Car s'il fallait trouver une seule cause à l'enterrement de première classe de la loi-cadre, ce serait celle de la gouvernance. Or, dans l'esprit du nouveau ministère, le partenaire à privilégier est le mouvement sportif, à commencer par le Comité national olympique et sportif (CNOSF), en guerre larvée contre Valérie Fourneyron durant deux ans. Si Najat Vallaud-Belkacem entend ménager cet acteur de poids (voir ci-contre notre article du 6 mai), elle n'a encore rien dit sur la place qu'elle compte accorder aux collectivités. "Ce qui me paraissait important dans le projet de loi de Valérie Fourneyron, c'était la place des collectivités dans la gouvernance. On ne peut pas se priver des élus et des collectivités, plaide Jacques Thouroude. J'ai fait des propositions pour acter le fait que nous étions les premiers financeurs du sport sur notre territoire. Il faut donc que les communes et intercommunalités aient une place prépondérante dans cette gouvernance, à la hauteur de l'implication des uns et des autres." Une position que le nouveau duo ministériel devra considérer avec bienveillance pour ne pas risquer d'ouvrir un nouveau front.

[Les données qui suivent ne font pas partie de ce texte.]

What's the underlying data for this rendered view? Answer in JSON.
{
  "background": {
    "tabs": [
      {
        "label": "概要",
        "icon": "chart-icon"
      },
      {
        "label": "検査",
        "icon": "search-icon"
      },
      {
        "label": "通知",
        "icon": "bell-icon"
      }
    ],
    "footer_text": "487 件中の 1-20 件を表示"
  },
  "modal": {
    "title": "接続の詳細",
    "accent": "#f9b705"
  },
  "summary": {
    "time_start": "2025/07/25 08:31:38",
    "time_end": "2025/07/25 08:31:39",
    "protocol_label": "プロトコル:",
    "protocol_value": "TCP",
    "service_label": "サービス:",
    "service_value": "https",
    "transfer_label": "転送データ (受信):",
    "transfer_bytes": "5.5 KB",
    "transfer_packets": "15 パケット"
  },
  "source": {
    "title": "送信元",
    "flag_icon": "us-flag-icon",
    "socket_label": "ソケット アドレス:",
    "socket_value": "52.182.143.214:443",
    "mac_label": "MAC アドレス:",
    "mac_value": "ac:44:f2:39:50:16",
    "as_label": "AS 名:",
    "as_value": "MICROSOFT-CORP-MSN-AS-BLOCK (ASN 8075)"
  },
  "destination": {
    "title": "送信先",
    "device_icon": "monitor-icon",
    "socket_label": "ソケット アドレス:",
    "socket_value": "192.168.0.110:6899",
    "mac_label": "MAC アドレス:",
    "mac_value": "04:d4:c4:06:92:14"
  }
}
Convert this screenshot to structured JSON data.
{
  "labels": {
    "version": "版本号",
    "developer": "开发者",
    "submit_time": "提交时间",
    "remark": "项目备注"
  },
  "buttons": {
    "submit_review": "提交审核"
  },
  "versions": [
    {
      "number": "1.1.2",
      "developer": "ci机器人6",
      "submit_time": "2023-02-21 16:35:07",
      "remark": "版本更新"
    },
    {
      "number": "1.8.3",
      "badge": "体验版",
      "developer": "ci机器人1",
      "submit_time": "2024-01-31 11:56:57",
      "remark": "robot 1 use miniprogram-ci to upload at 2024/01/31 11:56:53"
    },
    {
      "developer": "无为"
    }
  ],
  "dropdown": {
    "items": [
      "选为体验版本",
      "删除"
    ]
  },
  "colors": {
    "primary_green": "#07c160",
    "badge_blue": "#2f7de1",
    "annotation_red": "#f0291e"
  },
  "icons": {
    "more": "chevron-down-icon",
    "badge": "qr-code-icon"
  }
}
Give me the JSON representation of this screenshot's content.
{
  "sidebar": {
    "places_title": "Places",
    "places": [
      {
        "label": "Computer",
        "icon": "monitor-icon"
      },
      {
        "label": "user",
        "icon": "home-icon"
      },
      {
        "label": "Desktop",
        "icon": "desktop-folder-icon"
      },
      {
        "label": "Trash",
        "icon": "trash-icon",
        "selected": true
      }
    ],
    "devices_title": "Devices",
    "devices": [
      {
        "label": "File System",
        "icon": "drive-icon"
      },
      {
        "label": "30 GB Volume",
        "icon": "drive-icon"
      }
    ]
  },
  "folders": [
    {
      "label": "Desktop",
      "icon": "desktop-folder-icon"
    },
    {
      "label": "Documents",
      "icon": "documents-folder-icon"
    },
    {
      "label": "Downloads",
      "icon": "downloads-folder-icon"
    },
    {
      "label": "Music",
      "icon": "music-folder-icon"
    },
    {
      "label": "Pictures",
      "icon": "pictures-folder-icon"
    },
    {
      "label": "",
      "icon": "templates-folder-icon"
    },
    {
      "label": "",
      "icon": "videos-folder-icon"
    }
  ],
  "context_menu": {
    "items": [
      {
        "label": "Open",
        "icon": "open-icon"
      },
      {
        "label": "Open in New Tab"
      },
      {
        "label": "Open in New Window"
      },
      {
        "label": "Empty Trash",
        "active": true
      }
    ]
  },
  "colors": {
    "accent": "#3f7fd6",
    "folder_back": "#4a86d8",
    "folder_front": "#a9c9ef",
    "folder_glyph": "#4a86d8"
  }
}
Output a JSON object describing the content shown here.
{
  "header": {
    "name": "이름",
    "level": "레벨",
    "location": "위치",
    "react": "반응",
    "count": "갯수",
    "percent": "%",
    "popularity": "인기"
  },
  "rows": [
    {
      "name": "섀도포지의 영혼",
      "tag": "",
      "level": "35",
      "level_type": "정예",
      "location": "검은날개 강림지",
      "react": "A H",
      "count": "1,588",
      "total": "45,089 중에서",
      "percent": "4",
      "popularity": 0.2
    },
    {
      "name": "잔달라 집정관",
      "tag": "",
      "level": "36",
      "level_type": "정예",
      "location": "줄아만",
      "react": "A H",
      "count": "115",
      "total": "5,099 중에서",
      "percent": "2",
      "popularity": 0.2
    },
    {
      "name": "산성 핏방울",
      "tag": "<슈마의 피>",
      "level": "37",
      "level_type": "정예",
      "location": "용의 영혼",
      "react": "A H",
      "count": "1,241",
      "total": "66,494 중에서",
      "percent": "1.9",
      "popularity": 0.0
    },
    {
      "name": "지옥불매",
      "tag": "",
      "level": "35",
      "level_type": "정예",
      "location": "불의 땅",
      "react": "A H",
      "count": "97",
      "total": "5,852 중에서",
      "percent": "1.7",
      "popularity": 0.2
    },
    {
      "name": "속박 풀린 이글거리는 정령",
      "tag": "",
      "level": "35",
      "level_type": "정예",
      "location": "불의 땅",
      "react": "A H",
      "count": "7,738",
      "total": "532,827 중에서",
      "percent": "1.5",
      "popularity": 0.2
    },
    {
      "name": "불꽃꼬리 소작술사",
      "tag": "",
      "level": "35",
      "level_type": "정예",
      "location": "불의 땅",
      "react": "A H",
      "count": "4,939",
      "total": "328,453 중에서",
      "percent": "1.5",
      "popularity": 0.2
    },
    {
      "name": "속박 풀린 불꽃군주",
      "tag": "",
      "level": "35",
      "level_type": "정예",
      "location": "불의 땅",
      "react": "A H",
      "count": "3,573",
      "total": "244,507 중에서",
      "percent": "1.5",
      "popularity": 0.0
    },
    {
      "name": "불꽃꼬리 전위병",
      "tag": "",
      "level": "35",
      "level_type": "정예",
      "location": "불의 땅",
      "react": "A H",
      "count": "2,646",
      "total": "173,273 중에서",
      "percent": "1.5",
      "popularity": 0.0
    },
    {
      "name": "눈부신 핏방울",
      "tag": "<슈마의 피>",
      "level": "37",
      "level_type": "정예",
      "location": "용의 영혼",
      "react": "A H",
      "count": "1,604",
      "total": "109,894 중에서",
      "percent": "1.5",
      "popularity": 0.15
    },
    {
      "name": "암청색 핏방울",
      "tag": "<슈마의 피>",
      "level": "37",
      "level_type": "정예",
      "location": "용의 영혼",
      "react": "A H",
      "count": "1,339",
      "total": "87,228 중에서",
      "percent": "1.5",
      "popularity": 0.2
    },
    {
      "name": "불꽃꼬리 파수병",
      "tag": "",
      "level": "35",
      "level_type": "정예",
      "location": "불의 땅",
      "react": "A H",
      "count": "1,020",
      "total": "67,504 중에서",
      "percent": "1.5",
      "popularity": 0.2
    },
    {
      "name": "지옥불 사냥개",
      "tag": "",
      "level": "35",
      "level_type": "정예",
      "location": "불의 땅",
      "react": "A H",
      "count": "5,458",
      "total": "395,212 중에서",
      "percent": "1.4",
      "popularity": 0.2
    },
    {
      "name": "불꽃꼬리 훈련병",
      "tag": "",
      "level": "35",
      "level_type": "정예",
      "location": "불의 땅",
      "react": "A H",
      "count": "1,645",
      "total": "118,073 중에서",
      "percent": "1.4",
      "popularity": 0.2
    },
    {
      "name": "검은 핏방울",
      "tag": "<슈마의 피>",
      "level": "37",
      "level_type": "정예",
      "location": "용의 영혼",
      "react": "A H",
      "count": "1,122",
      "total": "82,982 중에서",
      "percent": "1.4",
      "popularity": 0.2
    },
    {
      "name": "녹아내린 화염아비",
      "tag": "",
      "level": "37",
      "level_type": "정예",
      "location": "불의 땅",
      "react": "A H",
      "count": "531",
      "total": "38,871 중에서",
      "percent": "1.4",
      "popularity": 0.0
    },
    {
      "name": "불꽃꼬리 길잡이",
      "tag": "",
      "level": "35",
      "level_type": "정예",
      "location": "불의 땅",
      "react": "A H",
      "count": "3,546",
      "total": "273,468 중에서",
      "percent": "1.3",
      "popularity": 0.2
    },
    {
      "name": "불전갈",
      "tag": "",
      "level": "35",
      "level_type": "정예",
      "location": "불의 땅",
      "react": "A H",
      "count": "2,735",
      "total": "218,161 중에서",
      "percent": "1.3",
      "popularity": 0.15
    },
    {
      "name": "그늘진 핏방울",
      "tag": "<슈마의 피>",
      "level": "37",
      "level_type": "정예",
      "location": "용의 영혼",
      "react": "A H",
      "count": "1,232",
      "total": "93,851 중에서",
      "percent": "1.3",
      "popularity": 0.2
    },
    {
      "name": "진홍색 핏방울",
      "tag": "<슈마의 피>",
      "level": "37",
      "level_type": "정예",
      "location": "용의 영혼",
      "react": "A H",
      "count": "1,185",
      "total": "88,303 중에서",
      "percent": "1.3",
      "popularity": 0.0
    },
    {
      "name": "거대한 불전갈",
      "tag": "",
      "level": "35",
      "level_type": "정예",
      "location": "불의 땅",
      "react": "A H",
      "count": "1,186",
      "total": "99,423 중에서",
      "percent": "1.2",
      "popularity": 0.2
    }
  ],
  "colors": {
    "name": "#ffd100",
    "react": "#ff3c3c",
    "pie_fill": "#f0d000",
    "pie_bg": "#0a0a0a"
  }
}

Vie associative, compétences, gouvernance… si certains sujets sont déjà sur le métier, d'autres pourraient facilement émerger. Lors des discussions entre la ministre et les parlementaires de la majorité, la possibilité de déposer des projets comme des propositions de loi a été évoquée. Des textes qui pourraient porter sur l'éthique et l'intégrité sportive, la santé publique, le sport pour tous, la solidarité entre sport professionnel et sport amateur ou encore la régulation du sport professionnel. Sur ce dernier sujet, Jacques Thouroude est demandeur : "Un texte refondateur des rapports entre sport professionnel et collectivité est nécessaire. Aujourd'hui, les seules qui prennent les risques sont les collectivités. Il faut un moyen de favoriser les investissements privés mais aussi de protéger les risques pris par autrui. Je parle donc d'un partenariat privé-public, et non public-privé. Le risque doit d'abord être pris par le porteur de projet privé." Après deux ans d'un match inachevé, une nouvelle partie a débuté, la balle est désormais dans le camp du ministère.